Doch immer stärker dringt die Mafia in zivile Bereiche vor. Das Schicksal der 43 entführten Studenten, die im Frontstaat Guerrero für soziale Verbesserungen demonstrierten, hat Mexiko mehr bewegt als alle anderen Verbrechen im Umfeld des Drogenhandels, die sich in den allermeisten Fällen auf eben dieses Umfeld beschränken. Dass der Bürgermeister der Stadt Iguala und seine Frau Drahtzieher der Entführung sein sollen, und dass die Polizei tatkräftig mithalf, belegt für viele Mexikaner ein weiteres Mal die enge Verflechtung von Gemeinden, Polizei und Gangstern in vielen Bundesstaaten. Fachleute vermuten, dass die Regierung bereits auf 20 Prozent des Territoriums keinen Zugriff mehr hat. Die Banden sind bestens organisiert und teils besser bewaffnet als die Armee. Fast täglich werden Massengräber entdeckt. Die Maßnahmen des Präsidenten Peña Nieto, etwa die Einführung einer neuen Polizeieinheit, haben daran nichts ändern können. Nach dem Fall Iguala musste auch der Präsident zugeben, dass die Gangsterkartelle die Verwaltungen viel stärker unterwandert haben als bisher gedacht.

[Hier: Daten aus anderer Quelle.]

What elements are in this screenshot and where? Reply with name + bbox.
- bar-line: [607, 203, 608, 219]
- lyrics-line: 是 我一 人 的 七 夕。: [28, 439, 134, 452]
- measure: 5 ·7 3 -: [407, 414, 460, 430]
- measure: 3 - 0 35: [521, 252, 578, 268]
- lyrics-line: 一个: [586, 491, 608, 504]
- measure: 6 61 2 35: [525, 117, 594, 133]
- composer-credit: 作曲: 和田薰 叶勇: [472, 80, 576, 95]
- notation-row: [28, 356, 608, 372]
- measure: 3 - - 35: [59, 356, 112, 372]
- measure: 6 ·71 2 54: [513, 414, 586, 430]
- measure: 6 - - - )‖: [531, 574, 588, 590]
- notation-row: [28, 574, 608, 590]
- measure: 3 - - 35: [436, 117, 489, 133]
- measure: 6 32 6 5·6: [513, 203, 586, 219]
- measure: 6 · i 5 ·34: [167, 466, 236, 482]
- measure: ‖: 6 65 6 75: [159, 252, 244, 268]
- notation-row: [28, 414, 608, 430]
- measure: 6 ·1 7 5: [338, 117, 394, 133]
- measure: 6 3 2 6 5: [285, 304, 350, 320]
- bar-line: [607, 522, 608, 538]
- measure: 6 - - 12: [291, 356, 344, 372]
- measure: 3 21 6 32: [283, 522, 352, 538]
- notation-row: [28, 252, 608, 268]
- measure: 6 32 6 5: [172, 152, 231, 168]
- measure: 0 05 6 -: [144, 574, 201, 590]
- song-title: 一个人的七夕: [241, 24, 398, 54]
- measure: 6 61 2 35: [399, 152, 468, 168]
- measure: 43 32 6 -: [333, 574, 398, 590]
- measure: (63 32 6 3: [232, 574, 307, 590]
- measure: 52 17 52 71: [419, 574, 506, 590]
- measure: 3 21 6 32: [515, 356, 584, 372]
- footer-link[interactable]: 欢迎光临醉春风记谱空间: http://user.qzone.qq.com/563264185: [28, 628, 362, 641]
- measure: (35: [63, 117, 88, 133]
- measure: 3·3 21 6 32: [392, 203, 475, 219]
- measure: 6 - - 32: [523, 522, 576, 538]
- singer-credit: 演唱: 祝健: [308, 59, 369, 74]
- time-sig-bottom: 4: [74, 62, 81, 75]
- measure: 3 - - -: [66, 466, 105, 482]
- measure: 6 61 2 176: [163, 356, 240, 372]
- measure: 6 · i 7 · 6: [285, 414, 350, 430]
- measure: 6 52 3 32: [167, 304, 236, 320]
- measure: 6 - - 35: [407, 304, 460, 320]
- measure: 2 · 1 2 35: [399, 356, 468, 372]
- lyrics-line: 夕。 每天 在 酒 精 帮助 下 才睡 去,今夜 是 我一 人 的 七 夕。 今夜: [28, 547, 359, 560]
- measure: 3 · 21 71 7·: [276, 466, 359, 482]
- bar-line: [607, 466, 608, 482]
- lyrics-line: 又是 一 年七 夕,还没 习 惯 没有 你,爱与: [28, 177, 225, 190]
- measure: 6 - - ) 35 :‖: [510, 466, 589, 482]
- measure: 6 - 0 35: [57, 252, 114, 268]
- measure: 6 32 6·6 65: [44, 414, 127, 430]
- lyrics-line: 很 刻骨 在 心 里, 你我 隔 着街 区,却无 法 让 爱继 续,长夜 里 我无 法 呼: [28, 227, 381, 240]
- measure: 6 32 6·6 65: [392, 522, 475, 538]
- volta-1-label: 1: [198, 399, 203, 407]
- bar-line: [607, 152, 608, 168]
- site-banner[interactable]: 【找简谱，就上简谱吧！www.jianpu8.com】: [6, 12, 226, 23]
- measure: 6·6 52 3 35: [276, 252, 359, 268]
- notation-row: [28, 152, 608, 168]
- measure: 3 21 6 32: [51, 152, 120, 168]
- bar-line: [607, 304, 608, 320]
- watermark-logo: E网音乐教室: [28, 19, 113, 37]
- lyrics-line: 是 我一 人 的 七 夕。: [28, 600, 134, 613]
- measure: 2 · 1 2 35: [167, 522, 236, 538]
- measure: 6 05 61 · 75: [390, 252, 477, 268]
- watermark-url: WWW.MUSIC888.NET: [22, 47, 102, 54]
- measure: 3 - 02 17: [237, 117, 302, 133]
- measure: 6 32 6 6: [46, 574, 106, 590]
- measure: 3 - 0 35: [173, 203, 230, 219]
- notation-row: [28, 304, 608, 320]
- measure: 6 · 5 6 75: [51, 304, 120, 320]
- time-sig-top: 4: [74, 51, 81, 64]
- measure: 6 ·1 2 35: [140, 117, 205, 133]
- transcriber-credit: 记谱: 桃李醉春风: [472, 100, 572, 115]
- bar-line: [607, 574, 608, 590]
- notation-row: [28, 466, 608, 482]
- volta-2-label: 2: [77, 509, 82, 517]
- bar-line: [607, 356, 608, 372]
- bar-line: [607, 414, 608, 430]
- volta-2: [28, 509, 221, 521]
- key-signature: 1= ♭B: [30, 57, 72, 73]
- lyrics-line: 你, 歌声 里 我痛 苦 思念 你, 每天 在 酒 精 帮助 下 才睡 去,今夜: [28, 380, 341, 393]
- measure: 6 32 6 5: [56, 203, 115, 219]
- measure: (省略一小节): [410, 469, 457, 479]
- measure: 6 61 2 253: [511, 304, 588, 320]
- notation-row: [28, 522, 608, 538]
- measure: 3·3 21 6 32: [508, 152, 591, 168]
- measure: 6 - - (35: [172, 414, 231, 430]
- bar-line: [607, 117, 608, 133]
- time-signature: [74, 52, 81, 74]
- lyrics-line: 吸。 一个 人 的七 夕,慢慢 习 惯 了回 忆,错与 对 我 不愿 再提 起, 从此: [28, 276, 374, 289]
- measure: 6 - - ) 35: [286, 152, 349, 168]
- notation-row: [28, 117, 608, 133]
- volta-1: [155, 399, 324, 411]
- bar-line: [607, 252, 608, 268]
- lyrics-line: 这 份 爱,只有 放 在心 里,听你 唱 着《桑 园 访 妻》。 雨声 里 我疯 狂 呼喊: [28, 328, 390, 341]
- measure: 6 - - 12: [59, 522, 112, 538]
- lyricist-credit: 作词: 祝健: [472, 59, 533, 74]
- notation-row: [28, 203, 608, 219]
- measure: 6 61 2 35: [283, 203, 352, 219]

Nach dem Fall Iguala musste auch der Präsident zugeben, dass die Gangsterkartelle die Verwaltungen viel stärker unterwandert haben als bisher gedacht.
Dafür wacht die Zivilgesellschaft auf. Vor allem seit Iguala gibt es immer wieder landesweite Proteste gegen die organisierte Kriminalität. Bei einer Massendemonstration auf dem zentralen Platz Zócalo in Mexiko-Stadt sagte der Vater eines der Studenten: „Wären die Entführten Kinder von Politikern gewesen, hätte man sie längst gefunden“. Die Proteste würden weitergehen, kündigt ein anderer Vater an: „Die Zivilgesellschaft wird explodieren.“ In der Tat hat der Kampf durch die Ereignisse von Iguala eine neue Dimension bekommen. Längst ist jeder bedroht, der Kritik übt an der Verflechtung zwischen Kapital, Politik und Kriminalität. Ein Sprecher der Protestbewegung ist der Dichter Javier Sicilia, dessen Sohn 2011 von Drogengangstern getötet wurde. Er sieht Mexiko in eine Art Diktatur schlittern, allerdings keine Diktatur alter Prägung, sondern ein Totalitarismus des Geschäfts, in dem Gangster straflos davonkämen und der Präsident nur versuche, das Image des Landes aufzupäppeln. Sicilia kann sich vorstellen, dass wirtschaftlicher Druck von außen Politik, Justiz und Behörden dazu bewegen könnte, endlich zusammen mit der Zivilgesellschaft gegen die Drogenkartelle vorzugehen, wie er in einem Interview mit der Deutschen Welle sagte. Im Kampf des neuen Mexiko, der aufgeklärten und zukunftshungrigen Zivilgesellschaft, gegen die blutrünstigen Zombies des alten Mexiko und ihre feudalistisch strukturierten Kartelle steht es bestenfalls unentschieden.
Wie sehr die Narcokriminalität das Wachstum des Schwellenlandes Mexiko gefährdet, zeigen die Exportzahlen. Gerade im Norden, wo der Drogenkrieg besonders heftig tobt, liegen auch die wichtigsten Bodenschätze. Der Export an Eisen, der sonst zehn Millionen Tonnen betrage, werde sich dieses Jahr nur auf zwei Millionen Tonnen belaufen, gab die Regierung kürzlich bekannt. Und die Nationalparks, auf die Mexiko so stolz ist und von denen eine ökologische Erneuerung ausgehen soll, sind bei den Gangs wegen der Abgelegenheit als Austragungsort für finstere Geschäfte besonders beliebt.